Use when skill capabilities match your task, clear ROI on time saved, and you can validate outputs. Best for repetitive tasks, learning, and quality improvement.

✗ Avoid when

Avoid when task requires deep expertise you can't validate, involves sensitive decisions, or when learning process is more valuable than speed of completion.

Learning Path

  1. 1Familiarize yourself with skill capabilities and limitations
  2. 2Start with low-risk, non-critical tasks
  3. 3Progress to more complex and valuable use cases
  4. 4Build expertise through regular use and experimentation

Related Skills

Reviews

4.631 reviews
  • G
    Ganesh MohaneDec 28, 2024

    tao-train-depth-anything-v2 reduced setup friction for our internal harness; good balance of opinion and flexibility.

  • Y
    Yusuf RaoDec 16, 2024

    tao-train-depth-anything-v2 is among the better-maintained entries we tried; worth keeping pinned for repeat workflows.

  • Y
    Yuki BrownDec 12, 2024

    Keeps context tight: tao-train-depth-anything-v2 is the kind of skill you can hand to a new teammate without a long onboarding doc.

  • Y
    Yash ThakkerNov 27, 2024

    We added tao-train-depth-anything-v2 from the explainx registry; install was straightforward and the SKILL.md answered most questions upfront.

  • S
    Sakshi PatilNov 19, 2024

    I recommend tao-train-depth-anything-v2 for anyone iterating fast on agent tooling; clear intent and a small, reviewable surface area.

  • I
    Ishan LiNov 7, 2024

    Solid pick for teams standardizing on skills: tao-train-depth-anything-v2 is focused, and the summary matches what you get after install.

  • Y
    Yuki NasserNov 3, 2024

    tao-train-depth-anything-v2 has been reliable in day-to-day use.
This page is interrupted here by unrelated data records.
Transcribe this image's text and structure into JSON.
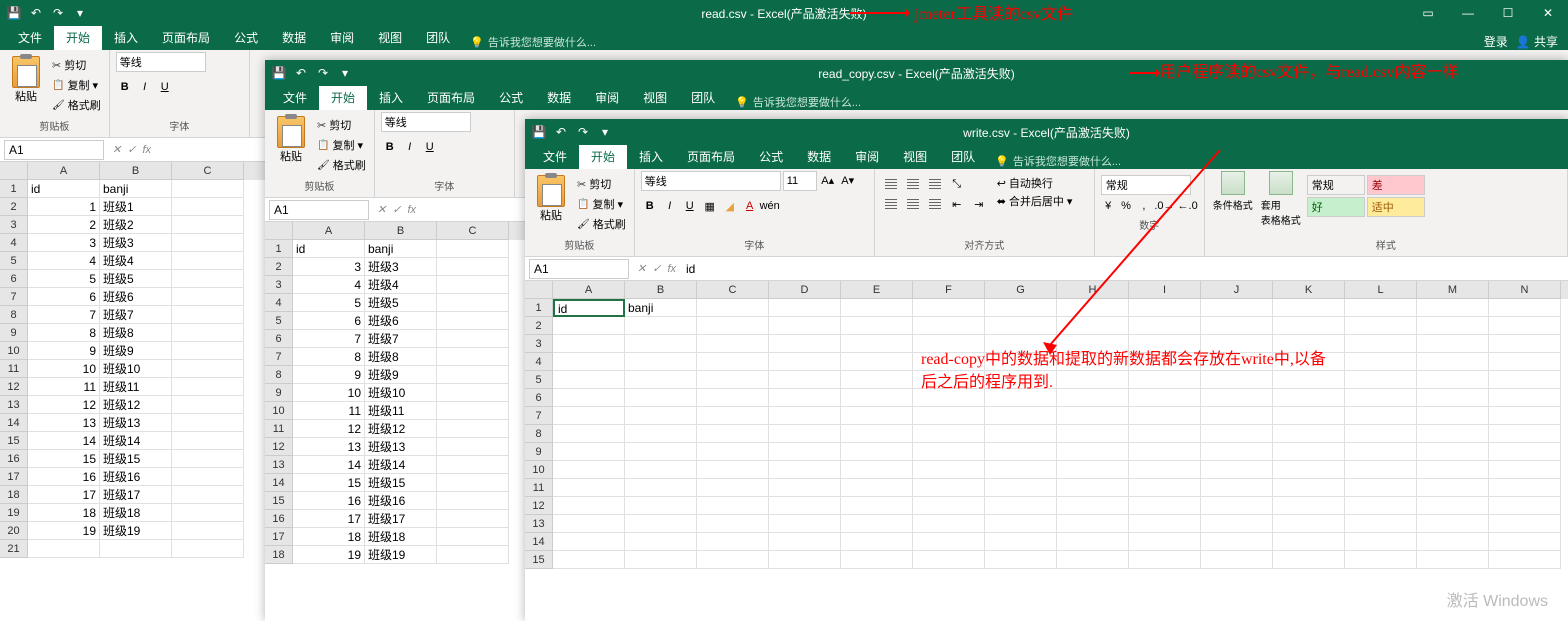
{
  "windows": {
    "w1": {
      "title": "read.csv - Excel(产品激活失败)"
    },
    "w2": {
      "title": "read_copy.csv - Excel(产品激活失败)"
    },
    "w3": {
      "title": "write.csv - Excel(产品激活失败)"
    }
  },
  "tabs": {
    "file": "文件",
    "home": "开始",
    "insert": "插入",
    "layout": "页面布局",
    "formula": "公式",
    "data": "数据",
    "review": "审阅",
    "view": "视图",
    "team": "团队",
    "tell": "告诉我您想要做什么...",
    "login": "登录",
    "share": "共享"
  },
  "ribbon": {
    "paste": "粘贴",
    "cut": "剪切",
    "copy": "复制",
    "format_painter": "格式刷",
    "clipboard": "剪贴板",
    "font_group": "字体",
    "font_name": "等线",
    "font_size": "11",
    "align_group": "对齐方式",
    "wrap": "自动换行",
    "merge": "合并后居中",
    "number_group": "数字",
    "number_format": "常规",
    "cond_format": "条件格式",
    "table_format": "套用\n表格格式",
    "styles_group": "样式",
    "style_normal": "常规",
    "style_bad": "差",
    "style_good": "好",
    "style_neutral": "适中"
  },
  "namebox": "A1",
  "formula": {
    "w3_value": "id"
  },
  "headers": {
    "id": "id",
    "banji": "banji"
  },
  "cols": [
    "A",
    "B",
    "C",
    "D",
    "E",
    "F",
    "G",
    "H",
    "I",
    "J",
    "K",
    "L",
    "M",
    "N"
  ],
  "w1_data": [
    [
      "id",
      "banji"
    ],
    [
      1,
      "班级1"
    ],
    [
      2,
      "班级2"
    ],
    [
      3,
      "班级3"
    ],
    [
      4,
      "班级4"
    ],
    [
      5,
      "班级5"
    ],
    [
      6,
      "班级6"
    ],
    [
      7,
      "班级7"
    ],
    [
      8,
      "班级8"
    ],
    [
      9,
      "班级9"
    ],
    [
      10,
      "班级10"
    ],
    [
      11,
      "班级11"
    ],
    [
      12,
      "班级12"
    ],
    [
      13,
      "班级13"
    ],
    [
      14,
      "班级14"
    ],
    [
      15,
      "班级15"
    ],
    [
      16,
      "班级16"
    ],
    [
      17,
      "班级17"
    ],
    [
      18,
      "班级18"
    ],
    [
      19,
      "班级19"
    ]
  ],
  "w2_data": [
    [
      "id",
      "banji"
    ],
    [
      3,
      "班级3"
    ],
    [
      4,
      "班级4"
    ],
    [
      5,
      "班级5"
    ],
    [
      6,
      "班级6"
    ],
    [
      7,
      "班级7"
    ],
    [
      8,
      "班级8"
    ],
    [
      9,
      "班级9"
    ],
    [
      10,
      "班级10"
    ],
    [
      11,
      "班级11"
    ],
    [
      12,
      "班级12"
    ],
    [
      13,
      "班级13"
    ],
    [
      14,
      "班级14"
    ],
    [
      15,
      "班级15"
    ],
    [
      16,
      "班级16"
    ],
    [
      17,
      "班级17"
    ],
    [
      18,
      "班级18"
    ],
    [
      19,
      "班级19"
    ]
  ],
  "w3_data": [
    [
      "id",
      "banji"
    ]
  ],
  "annotations": {
    "a1": "jmeter工具读的csv文件",
    "a2": "用户程序读的csv文件，与read.csv内容一样",
    "a3_line1": "read-copy中的数据和提取的新数据都会存放在write中,以备",
    "a3_line2": "后之后的程序用到."
  },
  "watermark": "激活 Windows"
}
Documentation quality is above average for community skills.

  • I
    Ira HaddadOct 26, 2024

    tao-train-depth-anything-v2 has been reliable in day-to-day use. Documentation quality is above average for community skills.

  • K
    Kofi SrinivasanOct 22, 2024

    Solid pick for teams standardizing on skills: tao-train-depth-anything-v2 is focused, and the summary matches what you get after install.

  • D
    Dhruvi JainOct 18, 2024

    tao-train-depth-anything-v2 fits our agent workflows well — practical, well scoped, and easy to wire into existing repos.

showing 1-10 of 31

1 / 4

Discussion

Comments — not star reviews
  • No comments yet — start the thread.